On Aug 9, 2008, at 9:45 PM, Don Dailey wrote:
I'm curious what you guys think about the scalability of monte carlo
with UCT.
The MCTS technique appears to be extremely scalable. The theoretical
papers about it claim that it scales up to perfect play in theory.
We agree here that this is not true of course.
You can prove that random forms of search basically search based upon
mobility.
The insight for that is real simple. If you control more area you
have more possibilities,
so the statistical odds of that backtracking to the root is bigger
than positions where you
control little area.
So a very selective searcher equipped with a good mobility function
will beat it,
as its worst case is better. As you notice correctly at a certain
time when programs get real
strong at certain areas, then the randomness of a search tree will
backfire as it creates a
worst case in program vs program.
There is however 2 problems to solve to make it happen, maybe a 3d:
a) making a good mobility evaluation function. Not easy in chess
nor go.
i must admit in chess it took me until somewhere in
2004-2005, so more than 11 years
after starting chess, to make one. This as a good chessplayer
who has put in a lot of time there.
In go where literature is even more inaccessable to
programmers it will be harder even.
b) selective searching is not so easy. How many is there who can
search ultra selective
and still improve bigtime in playstrength when given more cpu
time? Well, other than Leela that is...
Historic note: we had randomness at chess too, if you just use
mobility, nothing else, not even material values,
you soon end up above 2000 elo.
Go programs are far from that yet.
So until then you still will have to deal with the busloads of guys
who claim neural networks
work very well as a replacement of search and/or evaluation.
It took until 1998 or so to find great well tuned parameters for
material in chess (done by Chrilly Donninger,
note he posted publicly that the tuning didn't matter, just the
patterns themselves; an interesting statement at the time),
Now the question is, what will happen when someone finds those for
the most dominating positional components in computer-go?
Note Don that the obvious thing in go that a lot of humans who suck
in go miss, is that finding the best
moves in a position as a subset of all total moves is a LOT easier
than in chess.
So selective search in go is far easier to do well than in chess.
It's relative easy to select each time just a move or 30 to 40
that are real relevant. If you look at it like that, then you can
achieve easily far deeper selective search depths that are relevant
in go, than in chess, given the same hardware.
In chess you simply cannot afford to not look at the most stupid line
possible, simply because sometimes sacraficing the entire board works.
The goal is just conquering the enemies king.
In go however if with some certain degree of sureness you have a won
position, there is NEAR ZERO need to look further.

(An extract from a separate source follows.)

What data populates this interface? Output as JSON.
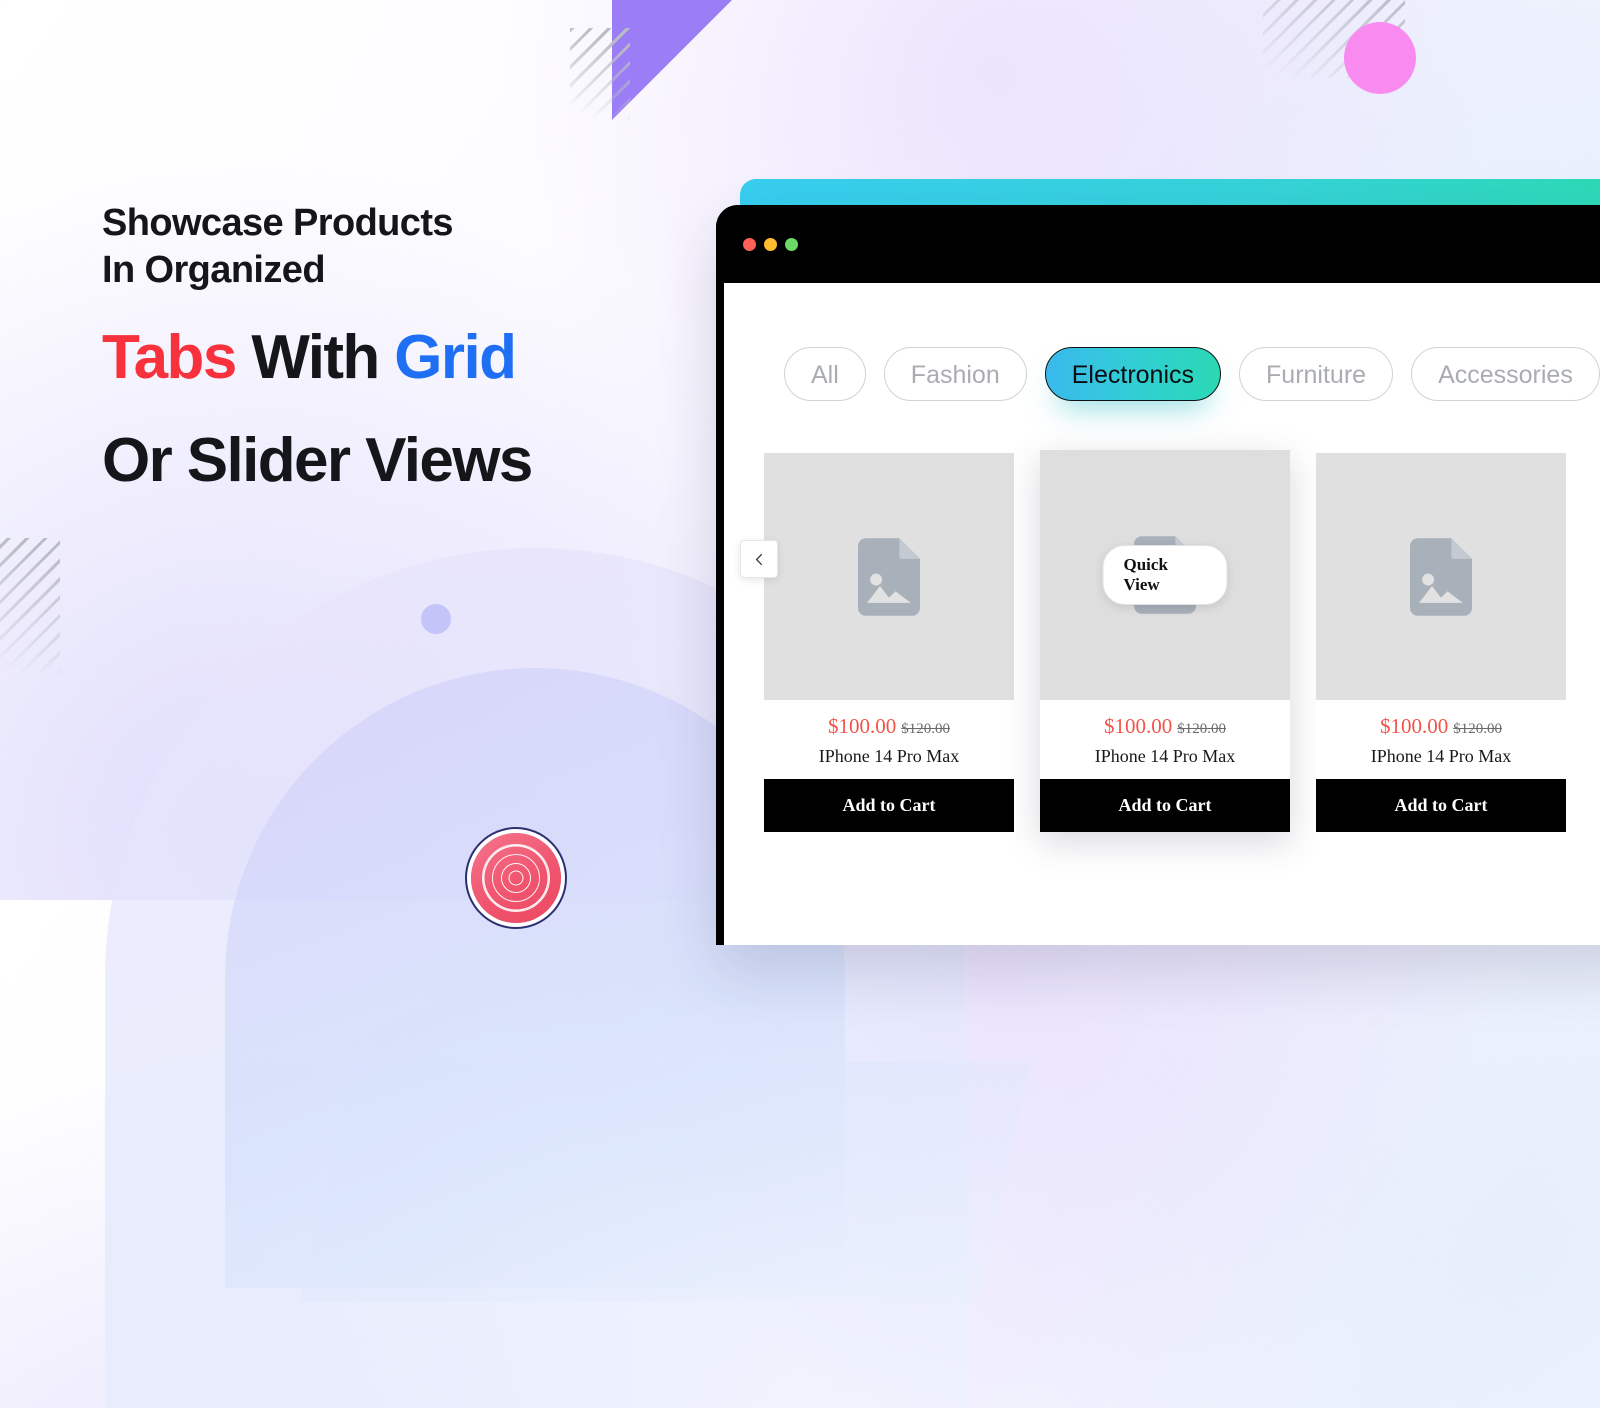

Hard pruning works far superior there.
Effectively go topprograms therefore get similar selective search
depths to the search depths of chessprograms at the start of the game,
given the same hardware and time controls. This despite that
chessprograms get far higher NPS-es.
When todays top chessprograms run on hardware from 1999, which was
quad xeon 500Mhz that showed up in world champs,
at 3 minutes a move, they totally destroy with 100% scores the field
back then. Not a single draw.
So we can argue a lot about search here. Considering the selective
search depths todays go programs get i would argue that
the most important improvement now is evaluation function. That
doesn't mean it needs to get implemented in the same manner,
nor that it needs to be some sort of huge function.
Considering the go strengths of the top authors in computer-go, one
would argue they better can implement simple knowledge
and tune it very well.
That'll kick more butt than a small improvement in search.
People who holy believe in search depths as the absolute truth are
interesting people.
If i play my todays Diep at hardware from 1999 against Fritz from
those days, one of the
stronger programs at the time, Fritz would get 17 ply every move.
Versus my Diep maybe 12.
Hell i'll even give 7 ply odds when needed. Just let me turn on a few
extensions to not be tactical TOO weak.
It won't help Fritz from those days. It loses bigtime.
On paper 7 ply search depth extra is worth an elo or 700, so todays
Diep should make 0% chance, just on paper.
In chess the center is dominant. Real soon everyone figured out that
pieces and pawns in the center are worth more than
when not in the center. In Go all this is more complicated than
chess. In todays top programs when they do not know what to do,
they just put their (light) pieces and pawns in the center. That
simply even at the highest levels wins the games.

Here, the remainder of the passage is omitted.